Sejamos realistas, somente a educação não soluciona o racismo

O racismo desaparecerá quando não for mais lucrativo e psicologicamente útil. E quando isso acontecer, terá desaparecido. Mas no momento, as pessoas ganham muito dinheiro com isso

        − Toni Morrison

Às vezes ouço opiniões sobre o racismo que me incomodam bastante. Muitas pessoas têm a ideia de que os racistas são produtos da ausência de educação. Ignoram – por má-fé ou ignorância – que  o racismo acontece através dos comportamentos de pessoas iletradas e pessoas cultas. Aliás, o amplo espectro de simpatizantes do ex-presidente, Jair Bolsonaro, é bastante ilustrativo quando paramos para analisar os valores morais que subjaz essa adesão; ainda que não tenha sido reeleito nas eleições de 2022, é perturbador saber que 58 milhões de pessoas votaram nele.

Os defensores da educação precisam compreender que a mesma pode nos auxiliar  na luta antirracista, porém, torna-se infrutífera se não explicitarmos o conteúdo necessário para pavimentar uma convivência democrática e solidária entre as pessoas, independente do gênero, raça e classe. Não adianta citar  Paulo Freire, Darcy Ribeiro, Florestan Fernandes, Anísio Teixeira, mas não  incluir Abdias do Nascimento, Eliane Cavalheiro, Lélia Gonzalez, Nilma Lino Gomes, Sueli Carneiro, Amílcar Cabral (uma das inspirações de Paulo Freire), entre outros pensadores negros. E mais, a educação nunca deixou de estar presente no modo de vida social. As relações sociais é um campo abundante na produção de saberes. Nós passamos a vida aprendendo e ensinando, exatamente como escreveu o intelectual Carlos Rodrigues Brandão “Ninguém escapa da educação. Em casa, na rua, na igreja ou na escola, de um modo ou de muitos todos nós envolvemos pedaços da vida com ela: para aprender, para ensinar, para aprender-e-ensinar. Para saber, para fazer, para ser ou para conviver, todos os dias misturamos a vida com a educação. Com uma ou com várias: educação? Educações.”
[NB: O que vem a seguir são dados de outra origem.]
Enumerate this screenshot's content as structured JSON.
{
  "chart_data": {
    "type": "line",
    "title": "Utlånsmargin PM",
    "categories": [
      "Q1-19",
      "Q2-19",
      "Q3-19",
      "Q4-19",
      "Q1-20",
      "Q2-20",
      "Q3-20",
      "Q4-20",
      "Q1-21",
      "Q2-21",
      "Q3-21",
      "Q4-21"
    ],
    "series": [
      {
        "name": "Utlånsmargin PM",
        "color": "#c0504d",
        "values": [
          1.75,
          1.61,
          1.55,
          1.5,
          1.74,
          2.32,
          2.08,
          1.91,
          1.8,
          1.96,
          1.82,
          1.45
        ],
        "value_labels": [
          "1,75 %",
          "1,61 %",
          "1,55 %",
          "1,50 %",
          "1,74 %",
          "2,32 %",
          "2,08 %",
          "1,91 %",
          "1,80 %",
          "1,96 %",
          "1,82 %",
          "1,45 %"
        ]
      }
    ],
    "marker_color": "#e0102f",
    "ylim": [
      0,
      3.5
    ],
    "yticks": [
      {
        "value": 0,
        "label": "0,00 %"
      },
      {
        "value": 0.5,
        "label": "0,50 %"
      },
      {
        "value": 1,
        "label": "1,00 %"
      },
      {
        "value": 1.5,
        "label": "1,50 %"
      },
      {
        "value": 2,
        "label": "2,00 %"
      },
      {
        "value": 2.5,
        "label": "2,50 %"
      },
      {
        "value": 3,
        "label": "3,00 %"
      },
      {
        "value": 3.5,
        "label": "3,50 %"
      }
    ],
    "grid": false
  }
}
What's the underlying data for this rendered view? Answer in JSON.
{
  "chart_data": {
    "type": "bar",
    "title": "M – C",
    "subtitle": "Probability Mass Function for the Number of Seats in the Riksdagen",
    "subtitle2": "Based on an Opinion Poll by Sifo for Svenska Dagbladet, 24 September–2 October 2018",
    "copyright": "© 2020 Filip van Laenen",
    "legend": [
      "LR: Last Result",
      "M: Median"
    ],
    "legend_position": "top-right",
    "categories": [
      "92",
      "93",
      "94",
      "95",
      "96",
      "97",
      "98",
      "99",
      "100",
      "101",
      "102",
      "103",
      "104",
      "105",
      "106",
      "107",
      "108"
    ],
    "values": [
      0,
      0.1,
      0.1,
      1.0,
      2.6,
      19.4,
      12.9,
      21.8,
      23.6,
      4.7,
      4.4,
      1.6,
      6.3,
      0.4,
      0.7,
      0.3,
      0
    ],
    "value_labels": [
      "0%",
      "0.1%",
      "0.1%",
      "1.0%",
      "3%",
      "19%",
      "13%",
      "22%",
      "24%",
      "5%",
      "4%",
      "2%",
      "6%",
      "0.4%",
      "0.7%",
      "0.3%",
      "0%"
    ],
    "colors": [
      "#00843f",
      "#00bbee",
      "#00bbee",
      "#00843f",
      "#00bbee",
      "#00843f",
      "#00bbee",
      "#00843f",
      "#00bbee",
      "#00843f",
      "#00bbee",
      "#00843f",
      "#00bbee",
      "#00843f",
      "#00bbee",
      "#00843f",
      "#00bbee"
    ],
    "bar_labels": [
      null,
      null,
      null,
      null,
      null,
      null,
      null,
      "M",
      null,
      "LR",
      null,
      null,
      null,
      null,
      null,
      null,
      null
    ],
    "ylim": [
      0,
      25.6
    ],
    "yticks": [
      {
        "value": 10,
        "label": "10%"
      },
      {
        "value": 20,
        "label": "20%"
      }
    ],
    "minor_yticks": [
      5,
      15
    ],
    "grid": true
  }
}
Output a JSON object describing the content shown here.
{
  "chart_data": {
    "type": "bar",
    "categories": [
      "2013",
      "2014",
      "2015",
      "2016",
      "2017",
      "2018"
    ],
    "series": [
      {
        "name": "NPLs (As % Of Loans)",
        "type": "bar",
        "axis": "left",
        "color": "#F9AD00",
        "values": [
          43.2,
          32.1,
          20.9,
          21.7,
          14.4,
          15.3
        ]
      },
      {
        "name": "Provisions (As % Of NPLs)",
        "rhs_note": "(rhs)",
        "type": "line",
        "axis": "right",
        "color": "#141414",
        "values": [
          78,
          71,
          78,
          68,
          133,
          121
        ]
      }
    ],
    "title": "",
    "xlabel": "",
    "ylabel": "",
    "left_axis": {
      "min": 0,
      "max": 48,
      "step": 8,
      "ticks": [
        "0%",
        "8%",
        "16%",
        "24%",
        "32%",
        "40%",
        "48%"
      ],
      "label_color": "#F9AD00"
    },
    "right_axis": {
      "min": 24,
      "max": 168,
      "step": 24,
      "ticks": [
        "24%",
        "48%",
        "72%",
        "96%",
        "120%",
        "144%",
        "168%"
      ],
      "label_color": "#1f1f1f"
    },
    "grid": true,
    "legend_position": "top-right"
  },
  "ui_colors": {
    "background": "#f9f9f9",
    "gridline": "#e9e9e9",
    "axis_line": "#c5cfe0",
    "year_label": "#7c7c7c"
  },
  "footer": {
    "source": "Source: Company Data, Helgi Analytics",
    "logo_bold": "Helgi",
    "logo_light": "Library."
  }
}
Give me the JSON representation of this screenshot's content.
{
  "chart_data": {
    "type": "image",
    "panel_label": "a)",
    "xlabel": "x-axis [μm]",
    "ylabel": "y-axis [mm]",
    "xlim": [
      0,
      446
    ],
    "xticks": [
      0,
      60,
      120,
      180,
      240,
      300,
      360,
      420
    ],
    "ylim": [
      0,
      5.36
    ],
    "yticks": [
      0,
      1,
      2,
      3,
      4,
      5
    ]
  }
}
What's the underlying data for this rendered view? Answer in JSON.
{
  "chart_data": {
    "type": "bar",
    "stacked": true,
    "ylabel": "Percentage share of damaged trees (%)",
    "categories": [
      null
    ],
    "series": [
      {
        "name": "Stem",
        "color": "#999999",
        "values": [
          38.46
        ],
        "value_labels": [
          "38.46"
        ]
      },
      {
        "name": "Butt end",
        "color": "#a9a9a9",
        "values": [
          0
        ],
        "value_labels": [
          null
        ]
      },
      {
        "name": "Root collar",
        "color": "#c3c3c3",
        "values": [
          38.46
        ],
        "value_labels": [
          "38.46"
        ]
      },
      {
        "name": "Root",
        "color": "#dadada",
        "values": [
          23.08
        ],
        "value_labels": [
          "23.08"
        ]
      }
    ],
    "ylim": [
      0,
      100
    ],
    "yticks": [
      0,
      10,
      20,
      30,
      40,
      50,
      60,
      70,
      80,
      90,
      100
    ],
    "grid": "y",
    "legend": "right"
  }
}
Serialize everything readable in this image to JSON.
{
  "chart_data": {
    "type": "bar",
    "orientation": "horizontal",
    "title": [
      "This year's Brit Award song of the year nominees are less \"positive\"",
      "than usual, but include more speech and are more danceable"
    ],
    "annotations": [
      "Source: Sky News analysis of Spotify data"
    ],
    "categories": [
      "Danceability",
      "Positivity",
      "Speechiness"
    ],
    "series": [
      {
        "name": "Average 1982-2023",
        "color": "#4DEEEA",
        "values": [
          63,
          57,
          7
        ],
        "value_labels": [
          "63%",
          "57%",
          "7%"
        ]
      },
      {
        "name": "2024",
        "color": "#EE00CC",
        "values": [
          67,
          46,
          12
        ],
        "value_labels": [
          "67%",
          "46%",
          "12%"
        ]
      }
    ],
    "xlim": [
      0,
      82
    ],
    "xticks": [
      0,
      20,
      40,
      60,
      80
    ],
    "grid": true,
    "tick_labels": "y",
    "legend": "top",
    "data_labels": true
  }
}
E mesmo que o argumento seja direcionado a educação ofertada pelas instituições educacionais (ensino básico e ensino superior), considerá-la como elemento principal é resumir o racismo como problema moral e comportamental. O papel da educação na formação de subjetividades é valioso, não tenho dúvidas, mas a questão central na produção de violências e marginalização do povo negro está na organização do sistema político, econômico, social e jurídico, estruturado e reproduzido pelas instituições públicas e privadas.

O racismo é um braço do sistema capitalista. Não pode haver dúvidas quanto a isso. Os seus objetivos são alcançados através de uma sistemática aniquilação física e mental de jovens, homens e mulheres negros, em benefício das classes dominantes. Este sistema estreita a porta de saída da marginalização social, tornando impensável para maioria dos negros escaparem desta realidade; somos encarcerados por “atacado” nas penitenciárias, engrossamos a fila do desemprego e das atividades profissionais de baixa remuneração, moradias precárias e valas dos cemitérios são os espaços que mais estamos confinados involuntariamente. E como disse o professor Anani Dzidzienyo “não há disposições legais que obriguem ele – o negro – a permanecer em posição desvantajosa; de fato não há necessidade para isso porque as estruturas econômica, social e política do Brasil, por sua própria natureza, operam contra os interesses dos negros.” Por isso que a educação é insuficiente para sanar a tragédia em nossas vidas. Não embarquemos nessa ilusão e discurso simplista. A luta contra o racismo é muito mais complexa.

REFERÊNCIAS BIBLIOGRÁFICAS

BRANDÃO, C. Rodrigues. O que é educação. São Paulo: Abril Cultura; Brasiliense, 1985

NASCIMENTO, Abdias do. O genocídio do negro brasileiro: processo de um racismo mascarado. São Paulo: Editora Perspectiva, 2016.